McKnight Ian, Maas Ben, Wood Evan, Tyndall Mark W, Small Will, Lai Calvin, Montaner Julio S G, Kerr Thomas
British Columbia Centre for Excellence in HIV/AIDS, St. Paul's Hospital, Vancouver, British Columbia, Canada.
Am J Drug Alcohol Abuse. 2007;33(2):319-25. doi: 10.1080/00952990601175102.
We evaluated factors associated with public drug injection among a cohort of injection drug users (SEOSI) originally recruited from within Vancouver's supervised injecting facility (SIF).
We used univariate statistics and logistic regression to examine factors associated with public drug injection among SEOSI participants.
Between June 2004 and July 2005, 714 IDU were followed up as part of SEOSI. In multivariate analyses, factors associated with public drug injection included homelessness (adjusted odds ratio (aOR) = 3.10; p < .001), syringe lending (aOR = 5.39; p < .001), requiring help injecting (aOR = 1.60; p = .05), and reporting that wait times affected frequency of SIF use (aOR = 3.26; p < .001).
Persistent public injection was independently associated with elevated HIV risk behaviors, as well as programmatic factors that limit SIF use.

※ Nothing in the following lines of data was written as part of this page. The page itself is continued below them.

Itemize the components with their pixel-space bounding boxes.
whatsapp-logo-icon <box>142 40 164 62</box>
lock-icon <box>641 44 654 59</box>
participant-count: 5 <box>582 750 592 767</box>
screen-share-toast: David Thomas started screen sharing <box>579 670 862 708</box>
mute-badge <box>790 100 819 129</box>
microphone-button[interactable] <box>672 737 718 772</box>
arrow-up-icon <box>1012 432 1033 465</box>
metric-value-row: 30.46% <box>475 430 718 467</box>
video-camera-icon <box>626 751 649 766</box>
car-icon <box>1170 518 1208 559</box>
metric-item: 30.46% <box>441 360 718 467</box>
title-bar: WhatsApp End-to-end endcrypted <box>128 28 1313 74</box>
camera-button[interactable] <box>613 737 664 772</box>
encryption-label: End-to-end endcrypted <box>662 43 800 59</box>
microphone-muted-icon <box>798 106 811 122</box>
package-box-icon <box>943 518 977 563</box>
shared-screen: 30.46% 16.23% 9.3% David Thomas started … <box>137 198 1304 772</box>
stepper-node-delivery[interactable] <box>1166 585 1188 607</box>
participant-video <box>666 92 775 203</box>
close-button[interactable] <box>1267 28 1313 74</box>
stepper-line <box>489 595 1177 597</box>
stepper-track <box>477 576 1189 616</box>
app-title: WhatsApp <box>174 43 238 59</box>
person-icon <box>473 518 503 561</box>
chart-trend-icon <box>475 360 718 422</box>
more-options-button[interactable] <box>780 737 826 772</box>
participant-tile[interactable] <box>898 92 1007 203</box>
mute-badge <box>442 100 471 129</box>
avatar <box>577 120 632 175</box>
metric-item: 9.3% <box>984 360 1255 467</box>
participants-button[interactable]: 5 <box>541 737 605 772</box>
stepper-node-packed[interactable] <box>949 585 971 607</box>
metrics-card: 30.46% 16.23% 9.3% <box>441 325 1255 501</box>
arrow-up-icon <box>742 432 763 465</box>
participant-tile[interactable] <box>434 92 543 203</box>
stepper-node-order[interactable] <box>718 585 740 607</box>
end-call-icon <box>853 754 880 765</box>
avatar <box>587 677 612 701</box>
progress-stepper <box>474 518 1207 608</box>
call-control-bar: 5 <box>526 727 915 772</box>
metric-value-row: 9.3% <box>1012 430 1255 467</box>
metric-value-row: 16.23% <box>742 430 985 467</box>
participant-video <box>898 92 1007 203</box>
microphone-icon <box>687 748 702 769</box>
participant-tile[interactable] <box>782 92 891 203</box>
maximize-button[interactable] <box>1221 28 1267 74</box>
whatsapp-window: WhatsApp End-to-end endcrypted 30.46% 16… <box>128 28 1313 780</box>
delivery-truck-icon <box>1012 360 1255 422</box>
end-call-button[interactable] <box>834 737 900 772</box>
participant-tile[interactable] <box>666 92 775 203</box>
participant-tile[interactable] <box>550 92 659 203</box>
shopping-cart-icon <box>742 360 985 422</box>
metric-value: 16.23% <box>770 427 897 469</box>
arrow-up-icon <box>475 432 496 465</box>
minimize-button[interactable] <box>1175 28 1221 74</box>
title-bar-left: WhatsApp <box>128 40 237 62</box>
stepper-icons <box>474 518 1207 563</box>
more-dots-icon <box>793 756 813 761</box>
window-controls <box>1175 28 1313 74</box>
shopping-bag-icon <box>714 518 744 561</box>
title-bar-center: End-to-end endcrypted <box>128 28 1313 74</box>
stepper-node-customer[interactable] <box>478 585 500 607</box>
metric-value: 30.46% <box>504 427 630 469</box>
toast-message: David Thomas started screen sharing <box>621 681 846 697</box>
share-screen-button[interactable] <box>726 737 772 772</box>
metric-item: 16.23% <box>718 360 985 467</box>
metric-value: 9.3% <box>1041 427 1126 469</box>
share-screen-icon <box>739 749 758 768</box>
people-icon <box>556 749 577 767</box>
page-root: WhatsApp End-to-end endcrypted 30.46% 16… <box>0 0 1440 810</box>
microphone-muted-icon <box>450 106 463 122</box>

SIF program expansion may further help to reduce persistent risk behaviors and the community concerns related to public injection drug use.
我们评估了一组最初从温哥华监督注射设施(SIF)招募的注射吸毒者(SEOSI)中与公开注射毒品相关的因素。
我们使用单变量统计和逻辑回归来研究SEOSI参与者中与公开注射毒品相关的因素。
在2004年6月至2005年7月期间,714名注射吸毒者作为SEOSI的一部分接受了随访。在多变量分析中,与公开注射毒品相关的因素包括无家可归(调整后的优势比(aOR)= 3.10;p <.001)、注射器出借(aOR = 5.39;p <.001)、需要帮助注射(aOR = 1.60;p =.05)以及报告等待时间影响了SIF的使用频率(aOR = 3.26;p <.001)。
持续的公开注射与更高的艾滋病毒风险行为以及限制SIF使用的项目因素独立相关。SIF项目的扩展可能进一步有助于减少持续的风险行为以及与公开注射毒品使用相关的社区担忧。